Rerasan: Muslimin Lamongan


TANGGAL 2 Mei, khidmat Hari Pendidikan Nasional. Hari refleksi, renungan, dalam bingkai ketakberdayaan. Refleksi diri dalam poros kejumudan. Kurang lebih 34 tahun bekerja sebagai guru. Namun belum pantas disebut guru karena belum bisa digugu dan ditiru.

Dipanggil pendidik belum mampu meneladani. Diarani pengajar kurang atau bahkan tidak paham konsep materi pelajaran yang diajarkan. Wok iyo, nama dan lencana belum menjamin kepiawaian. Merasa pandai tetapi tidak mumpuni. Merasa bermarwah tetapi tidak sembada.

Padahal tiga pesan Ki Hajar Dewantara sangat hafal di dalam kepala. Ing ngarsa sung tuladha. Ing madya mbangun karsa. Tut Wuri Handayani. Namun tetap belum paham mendalam. Belum mengejawantahkan. Belum tampak dalam sosok dambaan. Masih berputar berkutat dalam kegamangan. Konsistensi tak ajeg. Suasana hati berpola untung-rugi menjadi pedoman. Megilan bertahan.

Lalu berbondong tudingan mengarah ke orang tua siswa. Tidak peduli pada anak.

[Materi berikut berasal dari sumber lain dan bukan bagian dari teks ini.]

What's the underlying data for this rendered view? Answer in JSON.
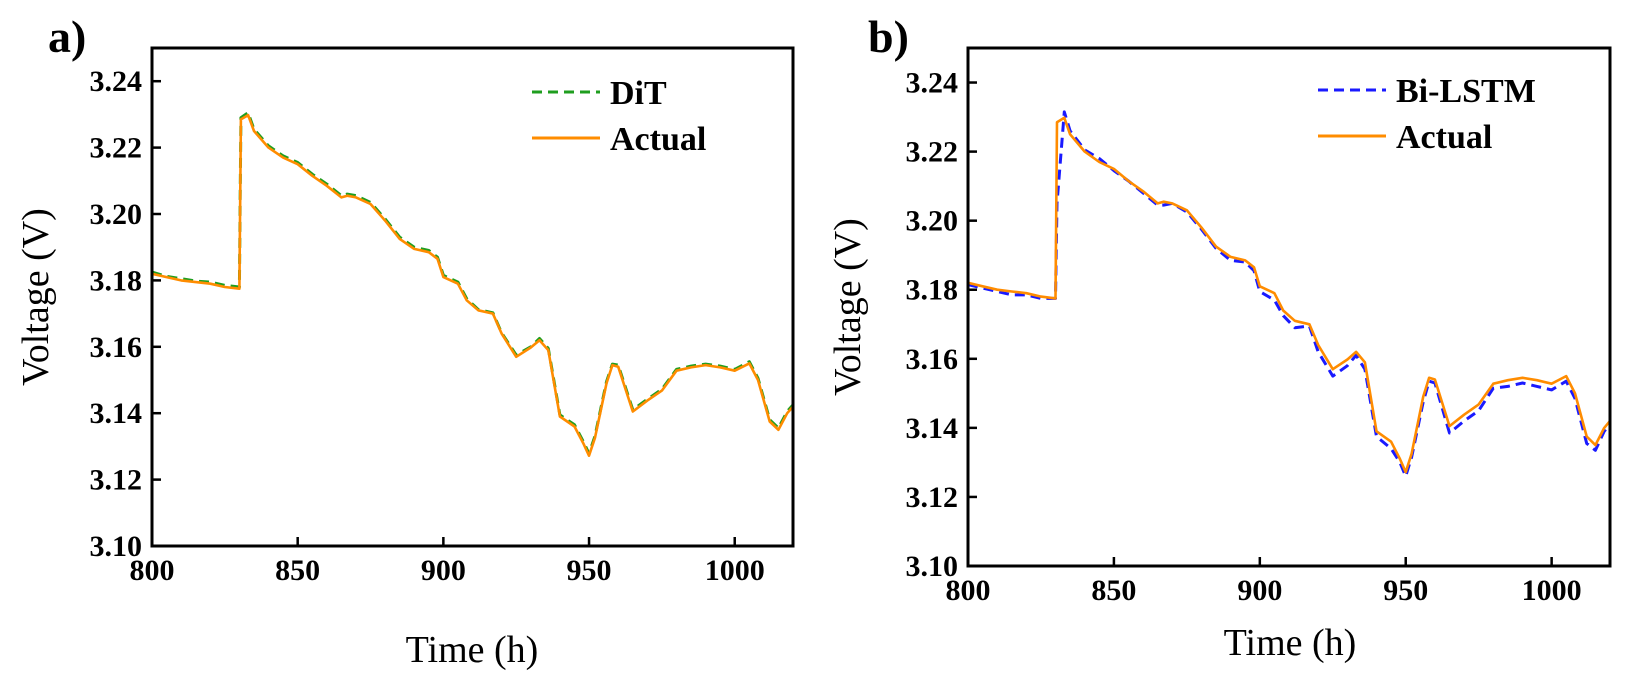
{
  "chart_data": [
    {
      "type": "line",
      "panel_label": "a)",
      "xlabel": "Time (h)",
      "ylabel": "Voltage (V)",
      "xlim": [
        800,
        1020
      ],
      "ylim": [
        3.1,
        3.25
      ],
      "xticks": [
        "800",
        "850",
        "900",
        "950",
        "1000"
      ],
      "yticks": [
        "3.10",
        "3.12",
        "3.14",
        "3.16",
        "3.18",
        "3.20",
        "3.22",
        "3.24"
      ],
      "legend_position": "top-right",
      "series": [
        {
          "name": "DiT",
          "color": "#1f9e1f",
          "style": "dashed",
          "x": [
            800,
            805,
            810,
            815,
            820,
            825,
            830,
            830.5,
            833,
            835,
            840,
            845,
            850,
            855,
            860,
            865,
            867,
            870,
            875,
            880,
            885,
            890,
            895,
            898,
            900,
            905,
            908,
            912,
            917,
            920,
            925,
            930,
            933,
            936,
            940,
            945,
            948,
            950,
            952,
            956,
            958,
            960,
            965,
            970,
            975,
            980,
            985,
            990,
            995,
            1000,
            1005,
            1008,
            1012,
            1015,
            1018,
            1020
          ],
          "y": [
            3.1825,
            3.1812,
            3.1805,
            3.1798,
            3.1795,
            3.1785,
            3.178,
            3.229,
            3.2305,
            3.2255,
            3.2205,
            3.2175,
            3.2155,
            3.212,
            3.209,
            3.2055,
            3.206,
            3.2055,
            3.2035,
            3.1985,
            3.193,
            3.19,
            3.189,
            3.187,
            3.1815,
            3.1795,
            3.1745,
            3.1712,
            3.1702,
            3.1642,
            3.1575,
            3.16,
            3.1625,
            3.1595,
            3.1395,
            3.1365,
            3.1315,
            3.1278,
            3.133,
            3.1495,
            3.1548,
            3.1545,
            3.141,
            3.1442,
            3.1472,
            3.1532,
            3.1542,
            3.1548,
            3.1542,
            3.1532,
            3.1555,
            3.1505,
            3.138,
            3.1355,
            3.1405,
            3.1425
          ]
        },
        {
          "name": "Actual",
          "color": "#ff8c00",
          "style": "solid",
          "x": [
            800,
            805,
            810,
            815,
            820,
            825,
            830,
            830.5,
            833,
            835,
            840,
            845,
            850,
            855,
            860,
            865,
            867,
            870,
            875,
            880,
            885,
            890,
            895,
            898,
            900,
            905,
            908,
            912,
            917,
            920,
            925,
            930,
            933,
            936,
            940,
            945,
            948,
            950,
            952,
            956,
            958,
            960,
            965,
            970,
            975,
            980,
            985,
            990,
            995,
            1000,
            1005,
            1008,
            1012,
            1015,
            1018,
            1020
          ],
          "y": [
            3.182,
            3.181,
            3.18,
            3.1795,
            3.179,
            3.178,
            3.1775,
            3.2285,
            3.2298,
            3.225,
            3.22,
            3.217,
            3.215,
            3.2115,
            3.2085,
            3.205,
            3.2055,
            3.205,
            3.203,
            3.198,
            3.1925,
            3.1895,
            3.1885,
            3.1865,
            3.181,
            3.179,
            3.174,
            3.171,
            3.17,
            3.164,
            3.157,
            3.1598,
            3.162,
            3.159,
            3.139,
            3.136,
            3.131,
            3.1272,
            3.1325,
            3.149,
            3.1545,
            3.154,
            3.1405,
            3.1438,
            3.1468,
            3.1528,
            3.1538,
            3.1545,
            3.1538,
            3.1528,
            3.155,
            3.15,
            3.1375,
            3.135,
            3.14,
            3.142
          ]
        }
      ]
    },
    {
      "type": "line",
      "panel_label": "b)",
      "xlabel": "Time (h)",
      "ylabel": "Voltage (V)",
      "xlim": [
        800,
        1020
      ],
      "ylim": [
        3.1,
        3.25
      ],
      "xticks": [
        "800",
        "850",
        "900",
        "950",
        "1000"
      ],
      "yticks": [
        "3.10",
        "3.12",
        "3.14",
        "3.16",
        "3.18",
        "3.20",
        "3.22",
        "3.24"
      ],
      "legend_position": "top-right",
      "series": [
        {
          "name": "Bi-LSTM",
          "color": "#1a1aff",
          "style": "dashed",
          "x": [
            800,
            805,
            810,
            815,
            820,
            825,
            830,
            830.5,
            833,
            835,
            840,
            845,
            850,
            855,
            860,
            865,
            867,
            870,
            875,
            880,
            885,
            890,
            895,
            898,
            900,
            905,
            908,
            912,
            917,
            920,
            925,
            930,
            933,
            936,
            940,
            945,
            948,
            950,
            952,
            956,
            958,
            960,
            965,
            970,
            975,
            980,
            985,
            990,
            995,
            1000,
            1005,
            1008,
            1012,
            1015,
            1018,
            1020
          ],
          "y": [
            3.1815,
            3.1805,
            3.1795,
            3.1785,
            3.1785,
            3.1775,
            3.1775,
            3.205,
            3.2315,
            3.226,
            3.2205,
            3.218,
            3.2145,
            3.2115,
            3.208,
            3.2045,
            3.2045,
            3.205,
            3.2025,
            3.1975,
            3.192,
            3.1885,
            3.188,
            3.1855,
            3.1795,
            3.177,
            3.1725,
            3.169,
            3.1695,
            3.162,
            3.155,
            3.158,
            3.161,
            3.157,
            3.1375,
            3.134,
            3.13,
            3.126,
            3.1315,
            3.1475,
            3.1535,
            3.153,
            3.1385,
            3.142,
            3.145,
            3.1515,
            3.152,
            3.153,
            3.152,
            3.151,
            3.1535,
            3.1485,
            3.1355,
            3.1335,
            3.139,
            3.141
          ]
        },
        {
          "name": "Actual",
          "color": "#ff8c00",
          "style": "solid",
          "x": [
            800,
            805,
            810,
            815,
            820,
            825,
            830,
            830.5,
            833,
            835,
            840,
            845,
            850,
            855,
            860,
            865,
            867,
            870,
            875,
            880,
            885,
            890,
            895,
            898,
            900,
            905,
            908,
            912,
            917,
            920,
            925,
            930,
            933,
            936,
            940,
            945,
            948,
            950,
            952,
            956,
            958,
            960,
            965,
            970,
            975,
            980,
            985,
            990,
            995,
            1000,
            1005,
            1008,
            1012,
            1015,
            1018,
            1020
          ],
          "y": [
            3.182,
            3.181,
            3.18,
            3.1795,
            3.179,
            3.178,
            3.1775,
            3.2285,
            3.2298,
            3.225,
            3.22,
            3.217,
            3.215,
            3.2115,
            3.2085,
            3.205,
            3.2055,
            3.205,
            3.203,
            3.198,
            3.1925,
            3.1895,
            3.1885,
            3.1865,
            3.181,
            3.179,
            3.174,
            3.171,
            3.17,
            3.164,
            3.157,
            3.1598,
            3.162,
            3.159,
            3.139,
            3.136,
            3.131,
            3.1272,
            3.1325,
            3.149,
            3.1545,
            3.154,
            3.1405,
            3.1438,
            3.1468,
            3.1528,
            3.1538,
            3.1545,
            3.1538,
            3.1528,
            3.155,
            3.15,
            3.1375,
            3.135,
            3.14,
            3.142
          ]
        }
      ]
    }
  ]
}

Sekadar asupan materi tanpa simpati edukasi. Menggantungkan harapan prestasi anak setinggi langit tanpa empati. Anak cerdas siapa dulu ayah ibunya. Anak bodoh memang guru hanya bisa seloroh. Anak penurut orang tuanya memang patut. Anak nakal sang guru sering dianggap banal.

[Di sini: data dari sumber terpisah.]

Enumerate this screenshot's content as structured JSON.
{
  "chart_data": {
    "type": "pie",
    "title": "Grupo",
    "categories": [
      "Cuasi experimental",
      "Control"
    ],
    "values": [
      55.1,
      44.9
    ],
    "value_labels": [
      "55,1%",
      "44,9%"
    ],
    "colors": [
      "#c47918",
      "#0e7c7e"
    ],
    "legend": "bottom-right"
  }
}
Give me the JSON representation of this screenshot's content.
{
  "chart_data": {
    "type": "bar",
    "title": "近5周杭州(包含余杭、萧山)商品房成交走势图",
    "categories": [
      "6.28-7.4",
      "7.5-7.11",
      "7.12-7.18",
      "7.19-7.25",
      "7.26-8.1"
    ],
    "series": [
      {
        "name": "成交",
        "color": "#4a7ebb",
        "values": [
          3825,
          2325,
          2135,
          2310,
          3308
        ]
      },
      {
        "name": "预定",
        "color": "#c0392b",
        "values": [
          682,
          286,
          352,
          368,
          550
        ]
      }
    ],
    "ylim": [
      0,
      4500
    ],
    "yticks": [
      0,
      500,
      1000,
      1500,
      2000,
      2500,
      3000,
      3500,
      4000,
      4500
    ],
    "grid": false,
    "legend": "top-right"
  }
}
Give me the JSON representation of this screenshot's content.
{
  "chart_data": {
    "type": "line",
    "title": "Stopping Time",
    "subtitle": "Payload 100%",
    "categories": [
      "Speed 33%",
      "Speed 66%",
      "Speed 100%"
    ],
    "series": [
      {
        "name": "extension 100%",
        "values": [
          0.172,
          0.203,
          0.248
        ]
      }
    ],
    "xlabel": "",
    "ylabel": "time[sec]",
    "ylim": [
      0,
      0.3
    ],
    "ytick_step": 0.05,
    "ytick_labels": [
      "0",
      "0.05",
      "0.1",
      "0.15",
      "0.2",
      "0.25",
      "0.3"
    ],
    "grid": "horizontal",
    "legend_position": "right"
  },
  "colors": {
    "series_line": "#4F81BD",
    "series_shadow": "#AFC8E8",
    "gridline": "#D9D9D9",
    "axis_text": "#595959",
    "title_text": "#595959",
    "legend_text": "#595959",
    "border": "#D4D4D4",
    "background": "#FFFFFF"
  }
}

Lalu kepada siswa kemarahan ditumpahkan. Anak bangsa dijustifikasi “anak bangsat”. Memang sang anak berintelektual tingkat bawah. Pasti bawaan anak “sulit diatur” sejak bayi. Selanjutnya saya menjadi manusia barbar: marah tak bernalar, kadang mengumpat tak bermartabat. Tampak karakter saya, guru, lebih rendah dari serapah jalanan. Dua hal itu memang sering menjadi evaluasi diri. Namun tetap kosong dalam tindakan dan ucapan.

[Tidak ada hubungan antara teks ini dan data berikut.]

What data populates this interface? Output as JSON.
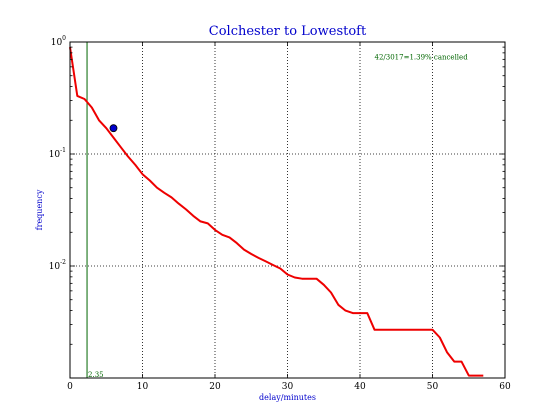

Niat sudah dinyalikan, tekad sudah ditancapkan, seharusnya menguatkan. Bukan berteriak menyalahkan. Pernah suatu masa, diterpa prahara ekonomi, saya minta petuah orang bijak. Beliau berkata: kalau jadi guru banyak hutang, segera tinggalkan! Cari pekerjaan lain yang menguntungkan. Beruntung sang istri mampu bertahan. Mendukung sepenuh hati ikut bekerja membantu suami. Dalam kesederhanaan, saya yakin rezeki sudah dijatahkan. Hidup sesuai kebutuhan, bukan mengikuti gaya hidup. Jadi, dalam kondisi apa pun, menjadi guru harus setegar karang. Mampu menghadang ombak badai menghantam. Serius amat? Saya menulis ini sambil menyeruput kopi pahit, lho!

Refleksi dirutinkan. Introspeksi digelarkan. Evaluasi diwujudkan. Apa pun perubahan, ganti menteri ganti kebijakan, disiasati dengan elegan. Semua bermula dari kebanggaan menjadi guru. Jangan sampai hilang tak bertuan. Kebanggaan yang wawas diri, bukan berbalut lupa diri. Menerima kelebihan dan kekurangan setiap siswa adalah kewajiban diri. Persaudaraan dengan orang tua dalam balutan silaturrahim. Menjadi partner edukasi, sahabat yang saling melengkapi.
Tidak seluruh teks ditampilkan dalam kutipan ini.